Nel settembre dell’anno 1723 il maestro costruttore Tommaso Negro di Parabita ricevette l’incarico di demolire l’antica chiesa che minacciava di crollare. Da un registro manoscritto dell’epoca, Gino De Vitis¹ ha desunto preziose notizie sulla storia della Chiesa Madre di S. Michele Arcangelo. «Allorchè la Chiesa venne abbattuta, si diede senz’altro corso alla raccolta di fondi per la sua ricostruzione». Nel settecentesco registro si legge testualmente che “Si congregò pubblico regime per eleggere un sindaco per la fabbrica della suddetta chiesa, per riscuotere i dazi ed altre imposte sopra dei cittadini e per attendere alli maestri e ad ogni altro”. I lavori di erezione della sacra ‘fabbrica’ si protrassero fino al 1740. De Vitis così prosegue il racconto: «Ultimata la Chiesa nelle sue strutture murarie, bisognava completare l’interno. Già l’anno successivo (1741), la “Nobil Donna” Lucrezia De Capua, Principessa di Tricase, fece erigere, a sue spese, l’altare maggiore, chiamando per l’opera i mastri Francesco Malatesta e Lorenzo De Genua da Lecce». Precedente alla ricostruzione è l’altare oggi dedicato a S. Michele. L’edificio venne danneggiato dal terremoto che nel 1743 scosse la penisola salentina. Costituito da un’aula unica a pianta rettangolare, subì modifiche di ampliamento nel 1933: «Difatti furono ricavati due bracci prospicienti le vie Carlo Alberto e Michele Frascaro, ottenendo così una fabbrica a croce latina». Nel 1955, tuttavia, considerato troppo stretto il tratto di strada davanti la chiesa, l’Amministrazione Magli decise di smontarne la facciata, arretrandola di qualche metro. Andarono perduti, però, due altari laterali e l’altare maggiore del 700, sostituito da uno in marmo. Nel 2008, oltre al risanamento strutturale dell’intero edificio, gli ultimi rifacimenti hanno interessato l’adeguamento liturgico dell’area presbiteriale, progettata e decorata da P. Marko Ivan Rupnik.

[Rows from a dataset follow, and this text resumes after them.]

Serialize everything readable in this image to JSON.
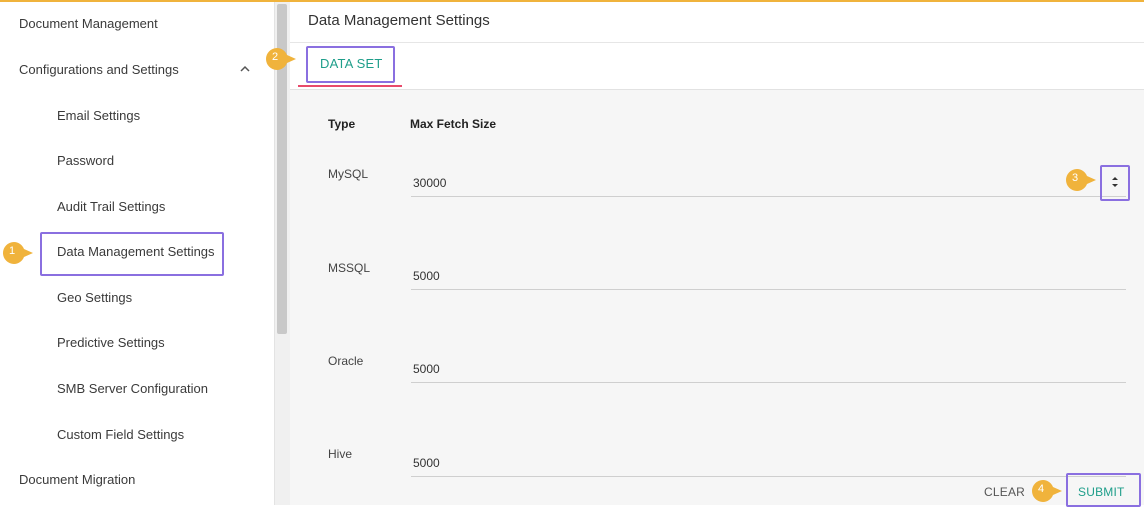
{
  "sidebar": {
    "items": [
      {
        "label": "Document Management"
      },
      {
        "label": "Configurations and Settings"
      },
      {
        "label": "Email Settings"
      },
      {
        "label": "Password"
      },
      {
        "label": "Audit Trail Settings"
      },
      {
        "label": "Data Management Settings"
      },
      {
        "label": "Geo Settings"
      },
      {
        "label": "Predictive Settings"
      },
      {
        "label": "SMB Server Configuration"
      },
      {
        "label": "Custom Field Settings"
      },
      {
        "label": "Document Migration"
      }
    ],
    "expand_icon": "chevron-up-icon"
  },
  "header": {
    "title": "Data Management Settings"
  },
  "tabs": [
    {
      "label": "DATA SET"
    }
  ],
  "table": {
    "columns": [
      "Type",
      "Max Fetch Size"
    ],
    "rows": [
      {
        "type": "MySQL",
        "value": "30000"
      },
      {
        "type": "MSSQL",
        "value": "5000"
      },
      {
        "type": "Oracle",
        "value": "5000"
      },
      {
        "type": "Hive",
        "value": "5000"
      }
    ]
  },
  "actions": {
    "clear_label": "CLEAR",
    "submit_label": "SUBMIT"
  },
  "markers": [
    "1",
    "2",
    "3",
    "4"
  ],
  "colors": {
    "accent": "#1e9e8a",
    "tab_underline": "#e84a6b",
    "highlight": "#8a6fe0",
    "marker": "#f0b33c"
  }
}
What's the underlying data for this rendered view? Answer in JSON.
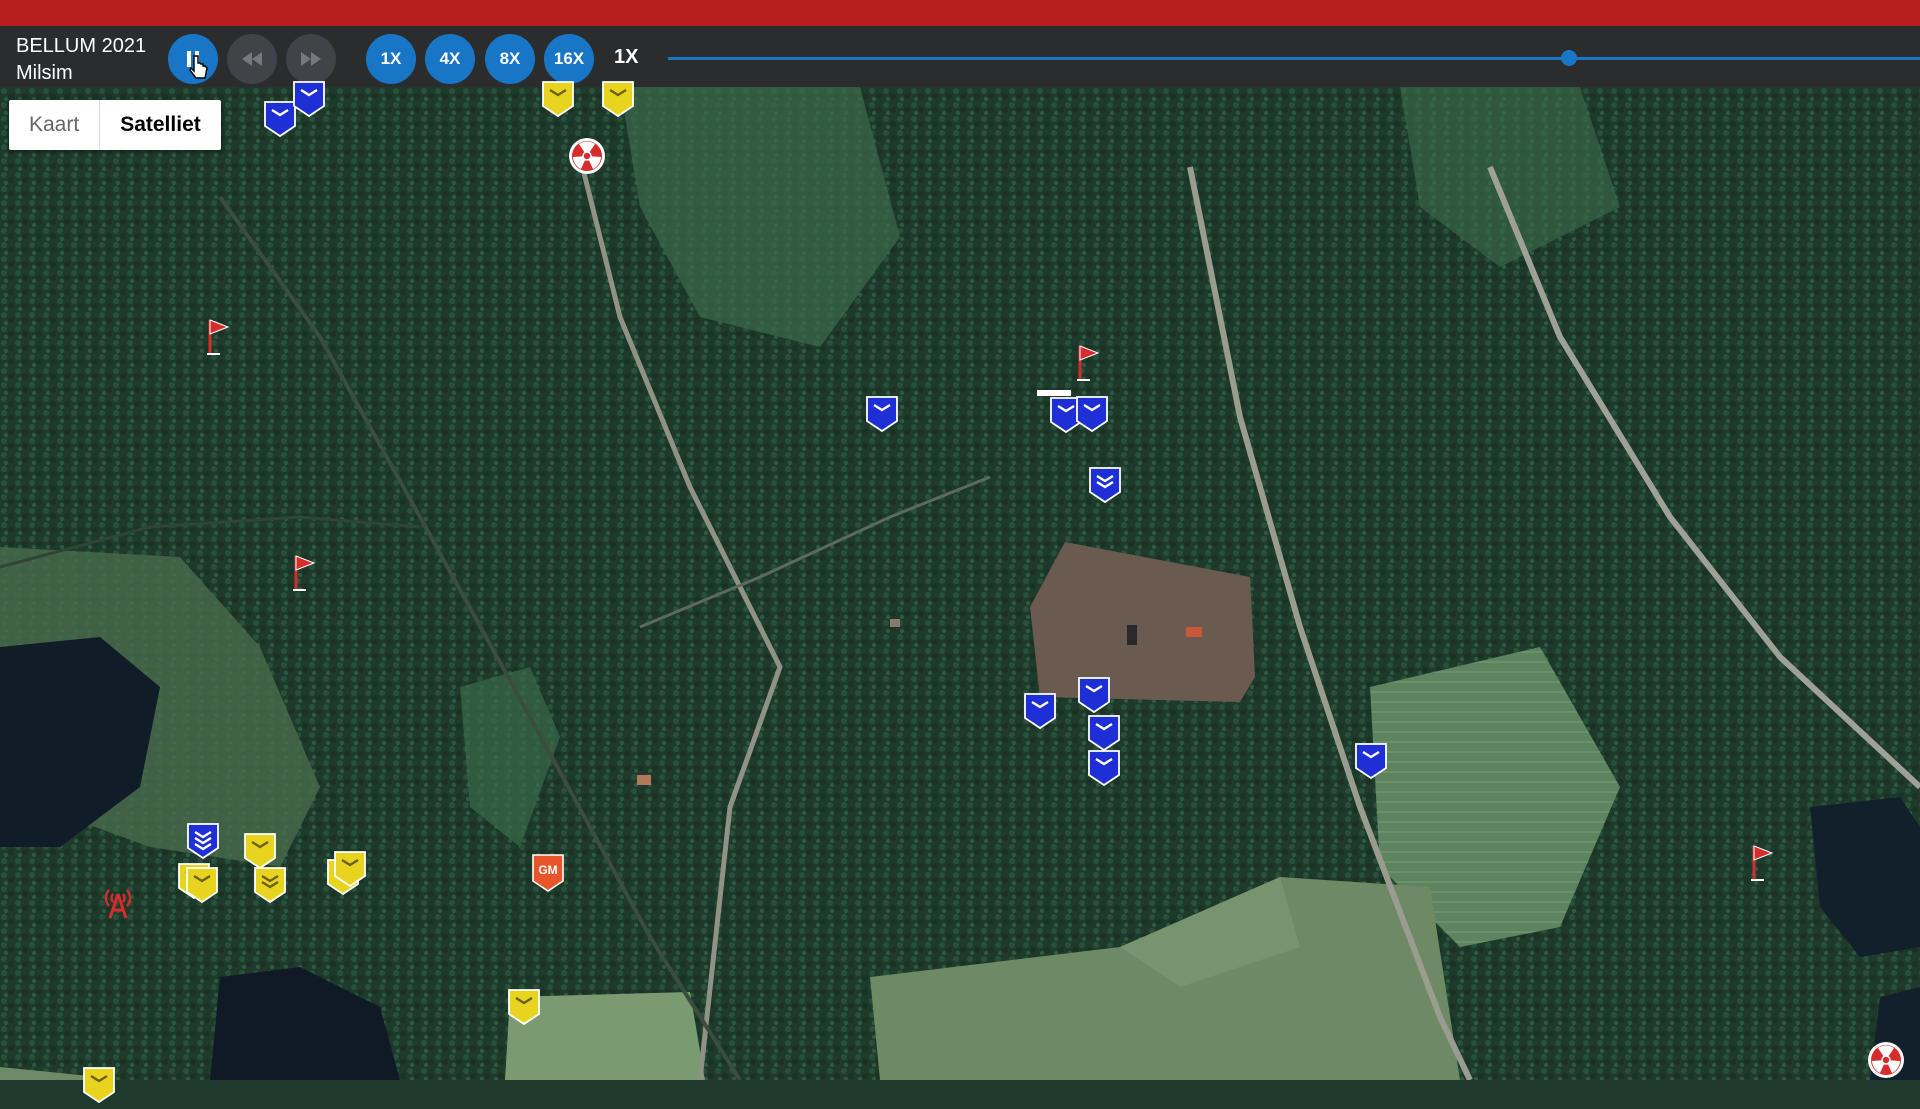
{
  "app": {
    "title_line1": "BELLUM 2021",
    "title_line2": "Milsim"
  },
  "playback": {
    "current_speed_label": "1X",
    "speed_buttons": [
      {
        "label": "1X"
      },
      {
        "label": "4X"
      },
      {
        "label": "8X"
      },
      {
        "label": "16X"
      }
    ],
    "timeline_position": 0.72
  },
  "map_type": {
    "map_label": "Kaart",
    "satellite_label": "Satelliet",
    "selected": "Satelliet"
  },
  "colors": {
    "topbar": "#b81d1d",
    "toolbar": "#2a2c2e",
    "accent": "#1976c7",
    "blue_unit": "#1f2fd6",
    "yellow_unit": "#e8d41f",
    "objective_red": "#d72c2c",
    "gm_orange": "#e8552b"
  },
  "markers": {
    "gm_label": "GM",
    "types": [
      "blue-unit-icon",
      "yellow-unit-icon",
      "red-flag-icon",
      "radioactive-objective-icon",
      "radio-tower-icon",
      "gm-marker-icon"
    ]
  }
}
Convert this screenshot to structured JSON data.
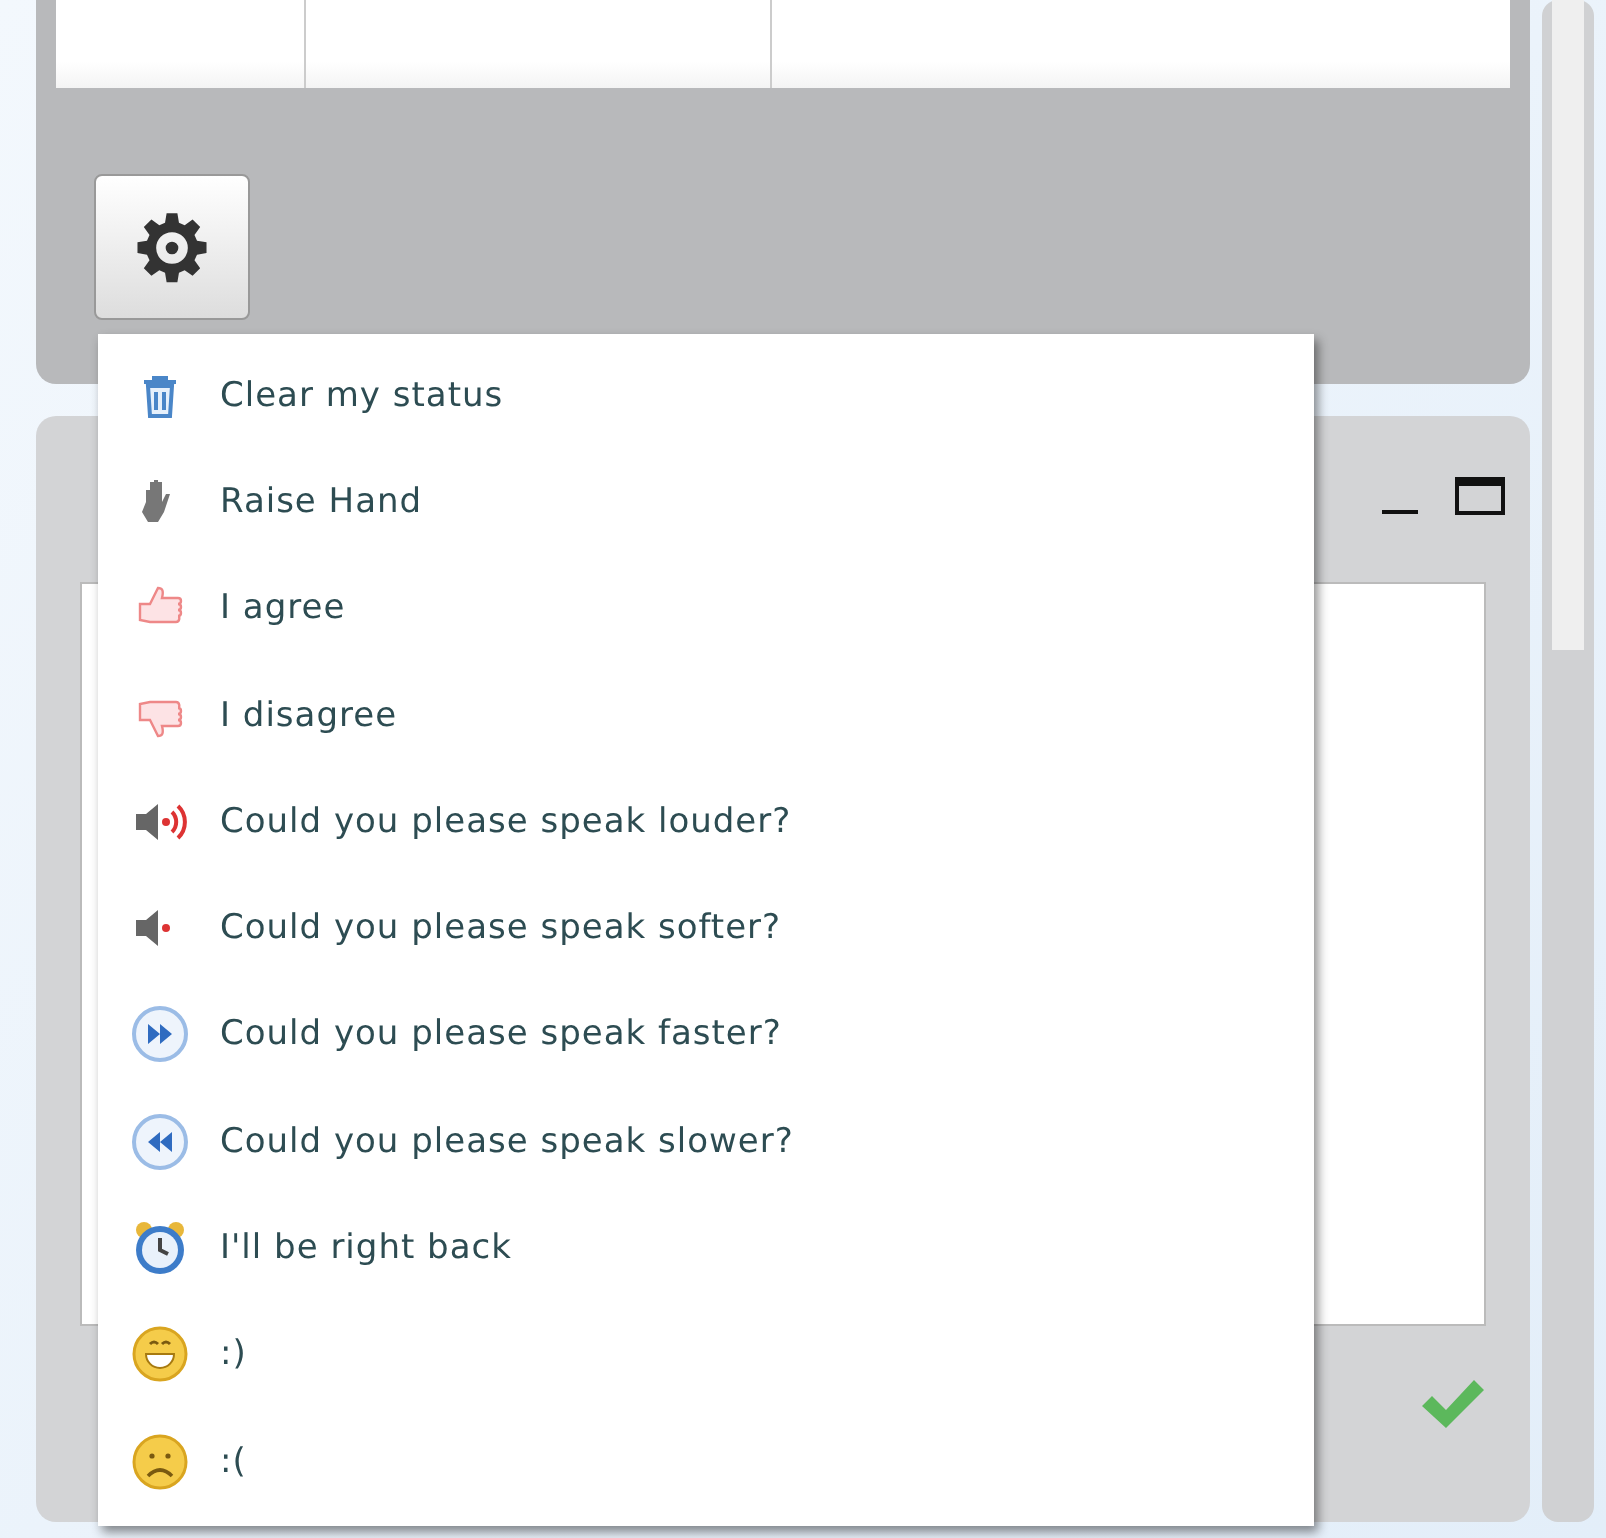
{
  "status_menu": {
    "items": [
      {
        "kind": "trash",
        "label": "Clear my status"
      },
      {
        "kind": "hand",
        "label": "Raise Hand"
      },
      {
        "kind": "thumbs-up",
        "label": "I agree"
      },
      {
        "kind": "thumbs-down",
        "label": "I disagree"
      },
      {
        "kind": "speaker-loud",
        "label": "Could you please speak louder?"
      },
      {
        "kind": "speaker-soft",
        "label": "Could you please speak softer?"
      },
      {
        "kind": "fast-forward",
        "label": "Could you please speak faster?"
      },
      {
        "kind": "rewind",
        "label": "Could you please speak slower?"
      },
      {
        "kind": "alarm-clock",
        "label": "I'll be right back"
      },
      {
        "kind": "smile",
        "label": ":)"
      },
      {
        "kind": "frown",
        "label": ":("
      }
    ]
  }
}
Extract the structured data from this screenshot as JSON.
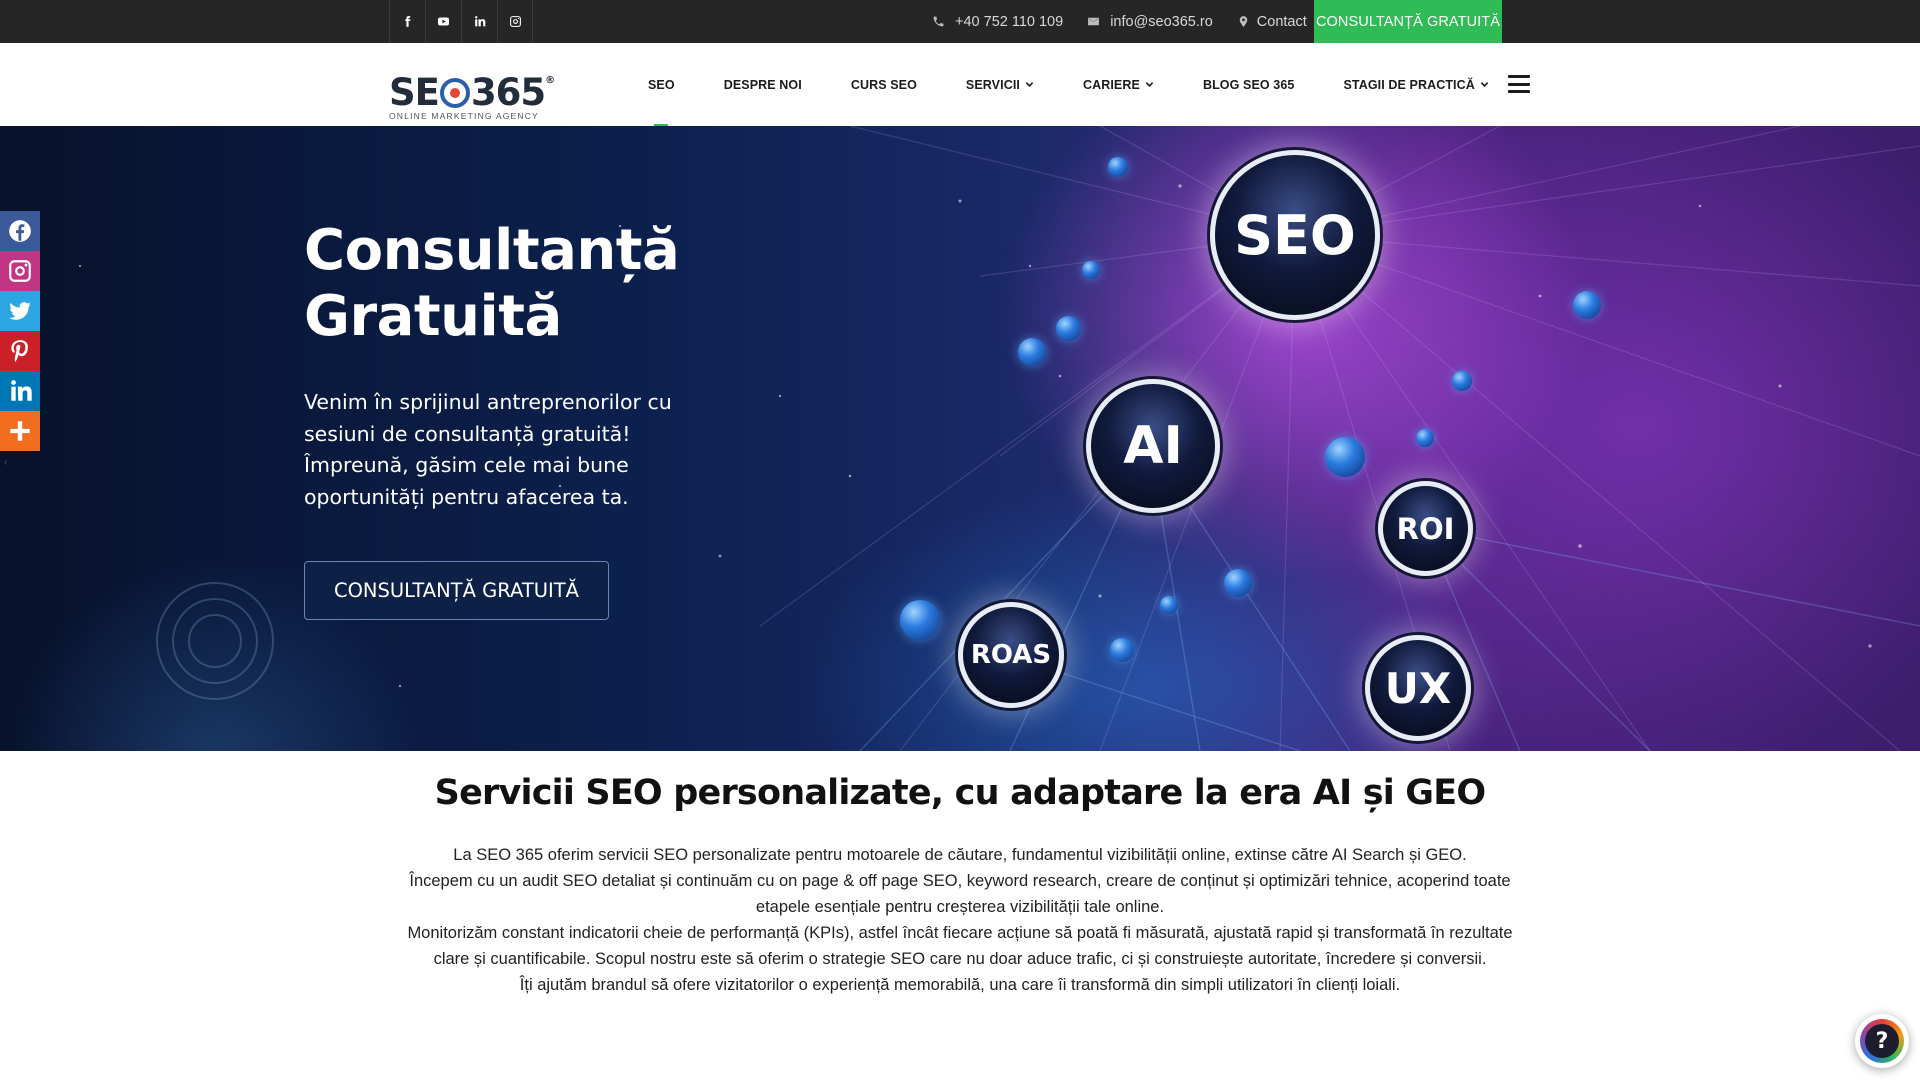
{
  "topbar": {
    "social": [
      {
        "name": "facebook-icon"
      },
      {
        "name": "youtube-icon"
      },
      {
        "name": "linkedin-icon"
      },
      {
        "name": "instagram-icon"
      }
    ],
    "phone": "+40 752 110 109",
    "email": "info@seo365.ro",
    "contact": "Contact",
    "cta": "CONSULTANȚĂ GRATUITĂ"
  },
  "header": {
    "logo_text": "SEO365",
    "logo_sub": "ONLINE MARKETING AGENCY",
    "nav": [
      "SEO",
      "DESPRE NOI",
      "CURS SEO",
      "SERVICII",
      "CARIERE",
      "BLOG SEO 365",
      "STAGII DE PRACTICĂ"
    ],
    "active_item": "SEO"
  },
  "hero": {
    "title_line1": "Consultanță",
    "title_line2": "Gratuită",
    "text": "Venim în sprijinul antreprenorilor cu sesiuni de consultanță gratuită! Împreună, găsim cele mai bune oportunități pentru afacerea ta.",
    "button": "CONSULTANȚĂ GRATUITĂ",
    "orbs": [
      "SEO",
      "AI",
      "ROI",
      "ROAS",
      "UX"
    ]
  },
  "sharebar": [
    "facebook-icon",
    "instagram-icon",
    "twitter-icon",
    "pinterest-icon",
    "linkedin-icon",
    "more-icon"
  ],
  "content": {
    "title": "Servicii SEO personalizate, cu adaptare la era AI și GEO",
    "p1": "La SEO 365 oferim servicii SEO personalizate pentru motoarele de căutare, fundamentul vizibilității online, extinse către AI Search și GEO.",
    "p2": "Începem cu un audit SEO detaliat și continuăm cu on page & off page SEO, keyword research, creare de conținut și optimizări tehnice, acoperind toate etapele esențiale pentru creșterea vizibilității tale online.",
    "p3": "Monitorizăm constant indicatorii cheie de performanță (KPIs), astfel încât fiecare acțiune să poată fi măsurată, ajustată rapid și transformată în rezultate clare și cuantificabile. Scopul nostru este să oferim o strategie SEO care nu doar aduce trafic, ci și construiește autoritate, încredere și conversii.",
    "p4": "Îți ajutăm brandul să ofere vizitatorilor o experiență memorabilă, una care îi transformă din simpli utilizatori în clienți loiali."
  },
  "colors": {
    "topbar_bg": "#262626",
    "cta_green": "#2fbb56",
    "hero_button_bg": "#0d2046",
    "facebook": "#3b5998",
    "instagram": "#c13584",
    "twitter": "#2ba6e3",
    "pinterest": "#cb2027",
    "linkedin": "#0077b5",
    "more": "#f36d21"
  }
}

¹ GINO DE VITIS, La Chiesa Matrice, intitolata a S. Michele Arcangelo, «Il nostro Giornale», a. I – n. spec., Supersano, 25 dicembre 1977, p. 1 e p. 8.
L’Altare di Santo Stefano
Attualmente dedicato a S. Michele, l’altare secondo a sinistra entrando dalla porta principale della Chiesa Madre, era invece riservato a Santo Stefano, come ha rilevato Stefano Tanisi¹, ricordando come Mons. De Rossi nella visita pastorale del 1711 avesse annotato «un altare dedicato a Santo Stefano, avente un dipinto su tela con l’immagine della Beata Vergine con il Bambino in braccio e i santi Francesco da Paola e Stefano.
L’altare, come ci informa il prelato, fu edificato cento anni prima dai Filomarino duchi della Torre». Nel 1735 Marcello Filomarino, Vescovo di Mileto in Calabria, «rinnova nella chiesa supersanese l’altare di Santo Stefano come testimonia l’epigrafe sulla trabeazione» e, secondo quanto l’accurata analisi stilistica condotta da Tanisi lascia supporre, ne affida i lavori al coriglianese Orazio Carrone.
¹ S. TANISI, L’altare di Santo Stefano in Supersano. I Filomarino nobili committenti dei pittori Malinconico e degli scultori Carrone in S. CORTESE-S.TANISI, L’iconografia di Santo Stefano in Supersano, cit. pp. 17-18.